Quand l'écriture exerce sa vraie fonction, elle donne des ailes à l'âme.
Je tiens un livre dont la page une de la couverture est une annonce forte: un titre alarmant, La Géographie du danger (*), et une illustration effarante, une énorme et solide valise sur laquelle, côté ouverture, apparaissent alignées de noires silhouettes, assez floues pour inspirer ou la défiance ou le pathétique, mais elles restent parfaitement humaines.
Le ton est ainsi donné à un récit poignant sur le thème dramatique devenu, hélas, récurrent comme une terrible fièvre autrefois, «la récurrente cosmopolite», due au borrelia, surgi en Afrique coloniale.
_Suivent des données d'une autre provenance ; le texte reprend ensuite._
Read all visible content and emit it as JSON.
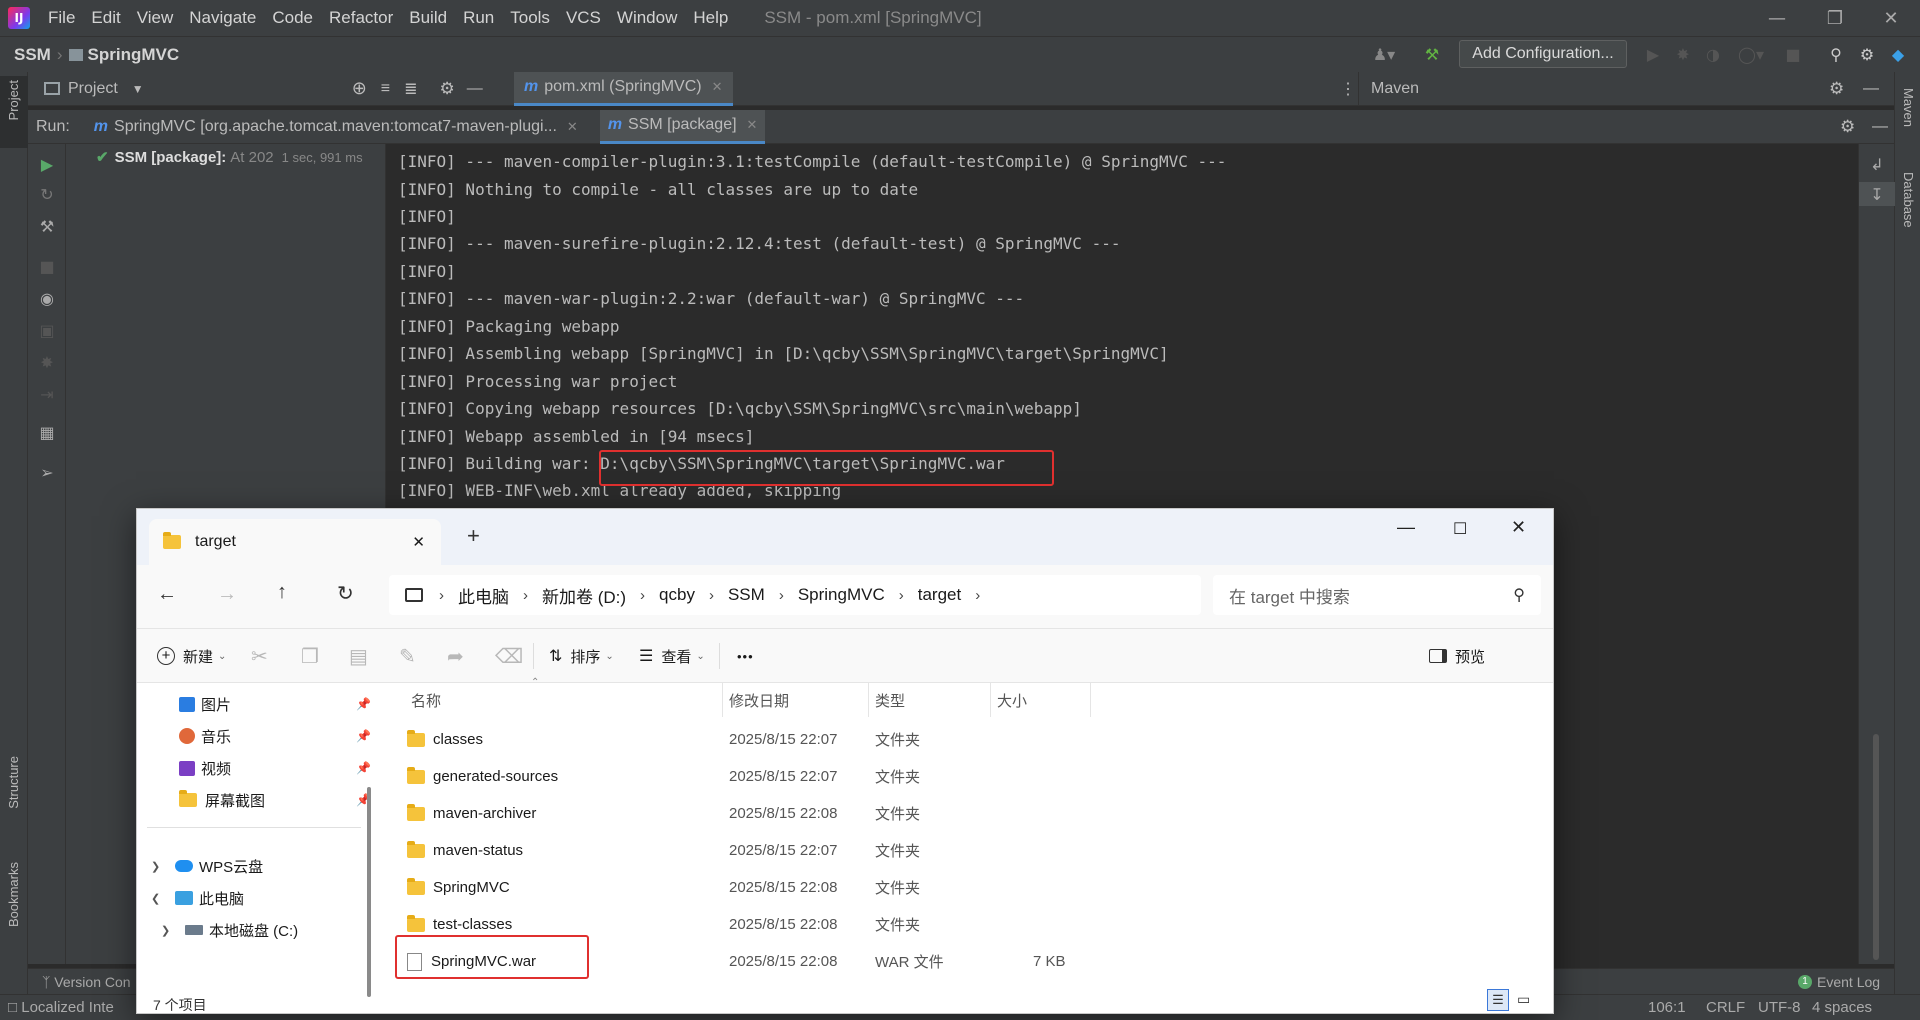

Or le thème de la récurrence - qui semble envahir la littérature maghrébine d'actualité et qui pousse les jeunes du Tiers-monde vers les lumières des pays développés d'Europe et d'Amérique - est, si j'ose dire, transposé dans celui des harragas, ceux que la fièvre de fuir leur pays d'origine brûle au plus grave degré et que brûle encore jusqu'à leur faire perdre la raison et la vie, le paradis faux et inconnu pour lequel ils n'ont pas hésité à se sacrifier. Terme courant chez les jeunes d'Afrique du Nord, -«normal», comme ils disent-, le harrâg, le brûleur n'est pas seulement «le brûleur» de feu rouge de la signalisation routière, c'est le brûleur de frontières, celui qui, illégalement, sort de son pays et entre dans celui qui n'est pas le sien. Le harrâg est le clandestin définitif du nouveau monde en quête de paradis terrestre. La Géographie du danger de Hamid Skif tombe à pic (APIC) pour faire le tracé presque millimétré de l'aire où se développe la dangereuse aventure et pour expliquer comment et pourquoi naît l'idée de cette aventure. Il faut d'abord comprendre que le désir de partir n'est pas celui de découvrir le monde, un plaisir, une recherche culturelle, mais c'est la recherche du bonheur perdu chez soi et que l'on croit retrouver ailleurs. Cela touche ceux qui, hommes et femmes à travers le monde, refusent l'enclavement, l'ilotisme politique ou culturel, de leur pays et la vie misérable et réglementée à laquelle ils sont soumis. L'auteur, né à Oran et vivant à Hambourg, intervient comme un enquêteur dans «la vie» d'un personnage dont on ignore le nom et qui pourrait être, en fait, un personnage de n'importe quel pays d'Afrique, d'Asie, d'Amérique latine et qui «brûle» d'aller ailleurs où il lui semble que le paradis auquel il rêve, existe réellement. Sa motivation est de partir à la recherche d'une vie meilleure. Le harrâg anonyme, mais en chair et en os, raconte avec soin et détail, ce que l'actualité ne cesse de confirmer: «Mon voyage a débuté sous une lune à peine naissante dans le froid saisissant d'une nuit d'hiver.»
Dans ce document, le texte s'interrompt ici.